Uranus does strike me best destination to send Cassini to if that action had been approved. And it is almost tempting visit a planet we haven't been to in 27 years.

The main issue is escaping Saturn's gravity well, which would be really, really, hard. I remember reading somewhere that Cassini might have just enough fuel to do it but it would take several years. So put together several years of doing nothing but burning fuel and doing gravity assists to escape Saturn then fly toward Uranus, which would take considerably longer to get to than Voyager 2 since this is no longer the 1970's. And who knows what condition Cassini would be in when it arrived...yeah. It's better to stay at Saturn.
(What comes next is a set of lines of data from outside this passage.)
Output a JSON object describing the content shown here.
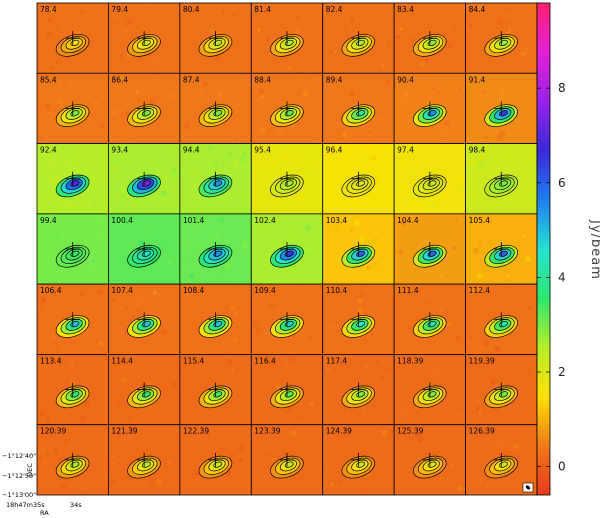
{
  "chart_data": {
    "type": "heatmap",
    "layout": {
      "rows": 7,
      "cols": 7
    },
    "panel_labels": [
      "78.4",
      "79.4",
      "80.4",
      "81.4",
      "82.4",
      "83.4",
      "84.4",
      "85.4",
      "86.4",
      "87.4",
      "88.4",
      "89.4",
      "90.4",
      "91.4",
      "92.4",
      "93.4",
      "94.4",
      "95.4",
      "96.4",
      "97.4",
      "98.4",
      "99.4",
      "100.4",
      "101.4",
      "102.4",
      "103.4",
      "104.4",
      "105.4",
      "106.4",
      "107.4",
      "108.4",
      "109.4",
      "110.4",
      "111.4",
      "112.4",
      "113.4",
      "114.4",
      "115.4",
      "116.4",
      "117.4",
      "118.39",
      "119.39",
      "120.39",
      "121.39",
      "122.39",
      "123.39",
      "124.39",
      "125.39",
      "126.39"
    ],
    "background_levels": [
      0.3,
      0.3,
      0.3,
      0.3,
      0.3,
      0.3,
      0.3,
      0.4,
      0.4,
      0.4,
      0.4,
      0.4,
      0.5,
      0.6,
      2.5,
      2.6,
      2.6,
      1.8,
      1.6,
      1.7,
      2.2,
      3.0,
      3.2,
      3.1,
      2.6,
      1.2,
      0.8,
      1.0,
      0.3,
      0.3,
      0.3,
      0.3,
      0.3,
      0.3,
      0.3,
      0.2,
      0.2,
      0.2,
      0.2,
      0.2,
      0.2,
      0.2,
      0.2,
      0.2,
      0.2,
      0.2,
      0.2,
      0.2,
      0.2
    ],
    "peak_levels": [
      1.6,
      2.2,
      2.4,
      2.6,
      2.6,
      2.8,
      2.8,
      3.0,
      3.0,
      3.0,
      3.2,
      4.0,
      5.5,
      6.5,
      7.0,
      7.5,
      5.5,
      2.6,
      2.0,
      2.2,
      3.0,
      3.5,
      4.5,
      5.5,
      6.5,
      6.0,
      6.0,
      6.0,
      5.0,
      5.0,
      5.0,
      4.8,
      4.6,
      4.4,
      4.4,
      3.8,
      3.6,
      3.4,
      3.2,
      3.0,
      3.0,
      3.0,
      2.6,
      2.4,
      2.3,
      2.2,
      2.1,
      2.0,
      2.0
    ],
    "colorbar": {
      "label": "Jy/beam",
      "ticks": [
        "0",
        "2",
        "4",
        "6",
        "8"
      ],
      "range": [
        -0.6,
        9.8
      ]
    },
    "axes": {
      "ylabel": "DEC",
      "xlabel": "RA",
      "y_ticks": [
        "−1°12'40\"",
        "−1°12'50\"",
        "−1°13'00\""
      ],
      "x_ticks": [
        "18h47m35s",
        "34s"
      ]
    }
  }
}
I am looking forward to riskier maneuvers with the spacecraft, like flying through the ring plane and I would kill to get another flyby of Iapetus, which is IMO the most mysterious of Saturn's moons now.

Figuratively of course.

Posted by: NickF Dec 9 2013, 06:12 PM

The Acta Astronautica paper linked by Steve Silva makes fascinating reading.

The optimal cruise time for a Saturn-Uranus transfer seems to be 26 years, with a Saturn departure date of Feb 8, 2020. 42 years to Neptune, departing Mar 21, 2017. (Worth noting that these are flyby- or impact missions). All unlikely to happen, of course, but fun to think about.
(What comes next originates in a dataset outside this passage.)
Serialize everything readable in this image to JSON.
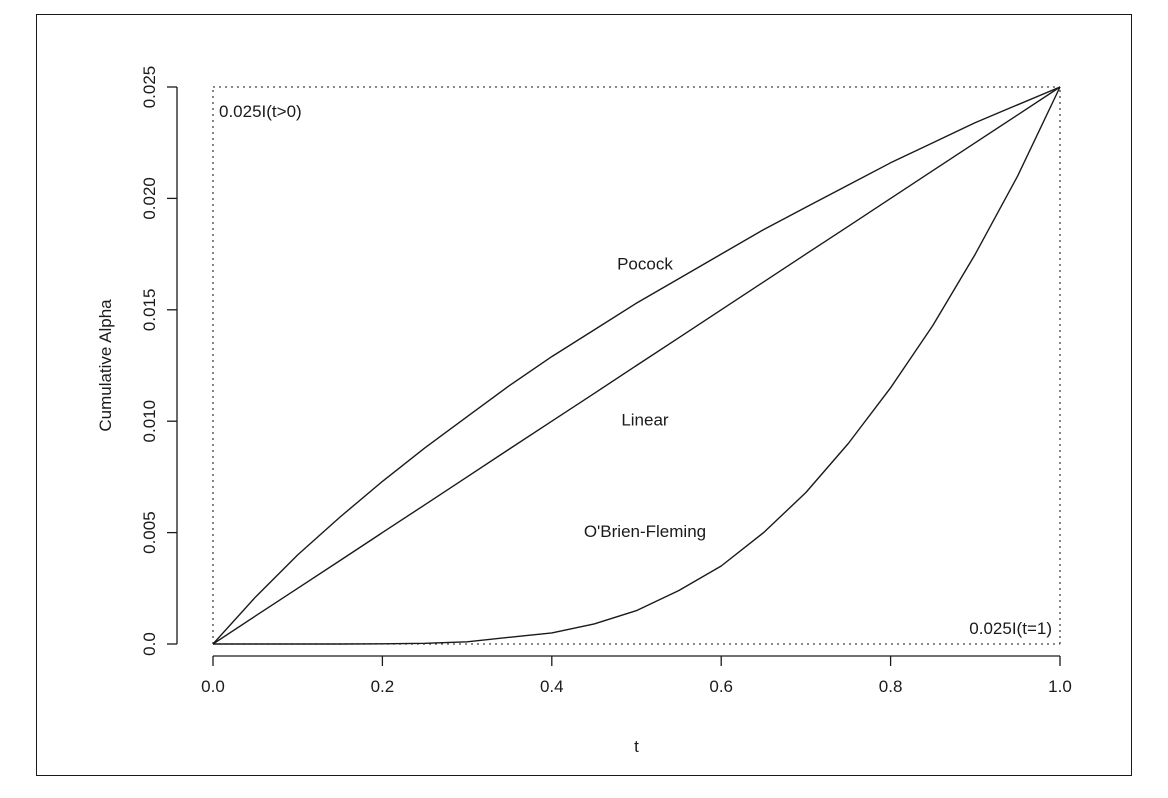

Posted by: djellison Dec 9 2013, 06:39 PM

Not unlikley to happen. IMPOSSIBLE. There is no where near enough fuel onboard to even entertain the idea.
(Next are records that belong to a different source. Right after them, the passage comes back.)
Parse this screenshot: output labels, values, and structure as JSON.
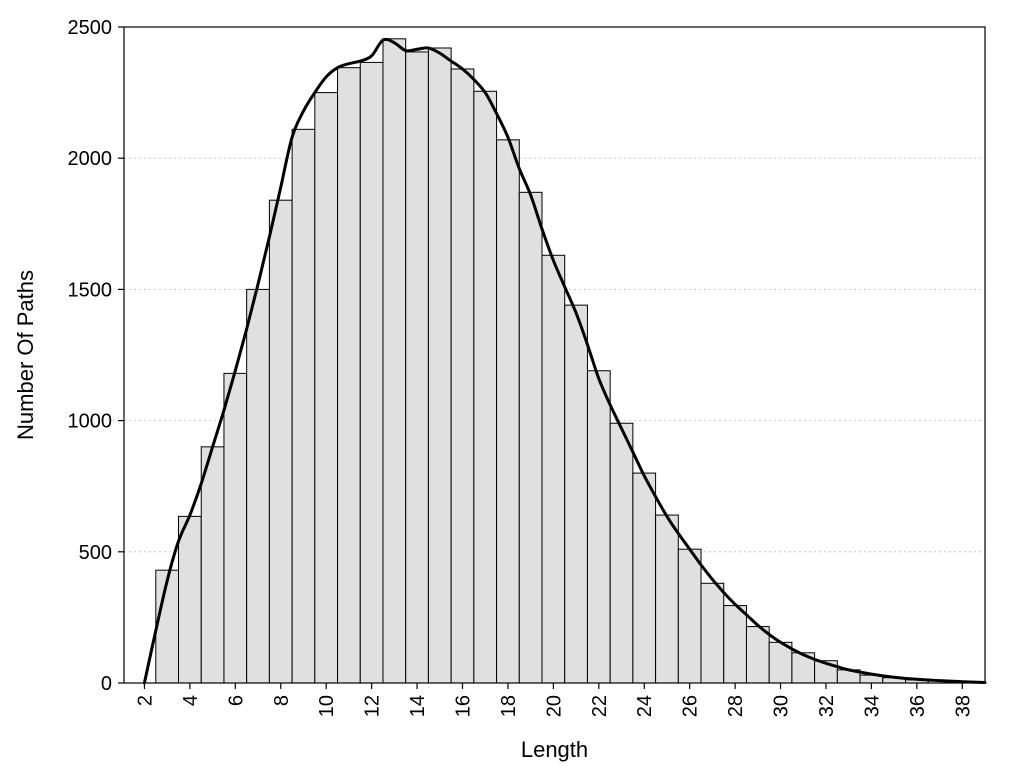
{
  "chart_data": {
    "type": "bar",
    "title": "",
    "xlabel": "Length",
    "ylabel": "Number Of Paths",
    "x": [
      3,
      4,
      5,
      6,
      7,
      8,
      9,
      10,
      11,
      12,
      13,
      14,
      15,
      16,
      17,
      18,
      19,
      20,
      21,
      22,
      23,
      24,
      25,
      26,
      27,
      28,
      29,
      30,
      31,
      32,
      33,
      34,
      35,
      36,
      37,
      38
    ],
    "values": [
      430,
      635,
      900,
      1180,
      1500,
      1840,
      2110,
      2250,
      2345,
      2365,
      2455,
      2405,
      2420,
      2340,
      2255,
      2070,
      1870,
      1630,
      1440,
      1190,
      990,
      800,
      640,
      510,
      380,
      295,
      215,
      155,
      115,
      85,
      50,
      30,
      20,
      12,
      8,
      5
    ],
    "curve": {
      "x": [
        2,
        2.5,
        3,
        3.5,
        4,
        4.5,
        5,
        5.5,
        6,
        6.5,
        7,
        7.5,
        8,
        8.5,
        9,
        9.5,
        10,
        10.5,
        11,
        11.5,
        12,
        12.5,
        13,
        13.5,
        14,
        14.5,
        15,
        15.5,
        16,
        16.5,
        17,
        17.5,
        18,
        18.5,
        19,
        19.5,
        20,
        20.5,
        21,
        21.5,
        22,
        22.5,
        23,
        23.5,
        24,
        24.5,
        25,
        25.5,
        26,
        26.5,
        27,
        27.5,
        28,
        28.5,
        29,
        29.5,
        30,
        30.5,
        31,
        31.5,
        32,
        32.5,
        33,
        34,
        35,
        36,
        37,
        38,
        39
      ],
      "y": [
        0,
        200,
        390,
        540,
        640,
        760,
        900,
        1040,
        1190,
        1350,
        1520,
        1700,
        1890,
        2080,
        2180,
        2250,
        2310,
        2345,
        2360,
        2370,
        2390,
        2450,
        2440,
        2410,
        2415,
        2420,
        2400,
        2370,
        2340,
        2300,
        2250,
        2170,
        2080,
        1960,
        1860,
        1730,
        1610,
        1510,
        1410,
        1290,
        1160,
        1060,
        970,
        880,
        790,
        710,
        635,
        570,
        510,
        450,
        395,
        345,
        300,
        260,
        220,
        185,
        155,
        130,
        108,
        90,
        75,
        62,
        50,
        34,
        22,
        14,
        9,
        5,
        2
      ]
    },
    "categories": [
      "2",
      "4",
      "6",
      "8",
      "10",
      "12",
      "14",
      "16",
      "18",
      "20",
      "22",
      "24",
      "26",
      "28",
      "30",
      "32",
      "34",
      "36",
      "38"
    ],
    "yticks": [
      0,
      500,
      1000,
      1500,
      2000,
      2500
    ],
    "ylim": [
      0,
      2500
    ],
    "xlim": [
      1.1,
      39
    ],
    "grid": true,
    "legend": "none"
  }
}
Posted by: 0101Morpheus Dec 9 2013, 06:51 PM

Can we settle for a flyby of Iapetus then?

Posted by: Explorer1 Dec 9 2013, 08:08 PM

No; March 2015 is the last distant encounter, at almost a million kilometers!
The mission planners have settled on a plan for the next few years and they're not going to change it without good reason.

Posted by: stevesliva Dec 9 2013, 08:27 PM

QUOTE (Explorer1 @ Dec 9 2013, 03:08 PM) *
The mission planners have settled on a plan for the next few years and they're not going to change it without good reason.


That's what I was trying to get at... the propellant necessary would mean sacrificing an incredible final tour and the proximal orbits--let's not forget that this will be unique for Cassini-- in favor of getting whatever instruments still work to another planet in several decades. For only a fly-by. All that said, neat stuff.

Posted by: Explorer1 Dec 12 2013, 07:58 PM

Back on the topic of radar coverage, here's a new radar map of the north polar seas:
http://photojournal.jpl.nasa.gov/catalog/PIA17655

A few big blank spaces left at around 65 N, 55 W and the pole itself, but if the infrared already shows nothing there, not much point filling them in, is there?

Posted by: elakdawalla Dec 12 2013, 09:10 PM

QUOTE (0101Morpheus @ Dec 9 2013, 10:51 AM) *
Can we settle for a flyby of Iapetus then?

You have no idea how hard they tried to fit another Iapetus flyby into the XXM tour. They wanted it badly, but while they could do lots of amazing things with very limited fuel, another Iapetus flyby would come at too high cost of other great science, so they had to give up the idea.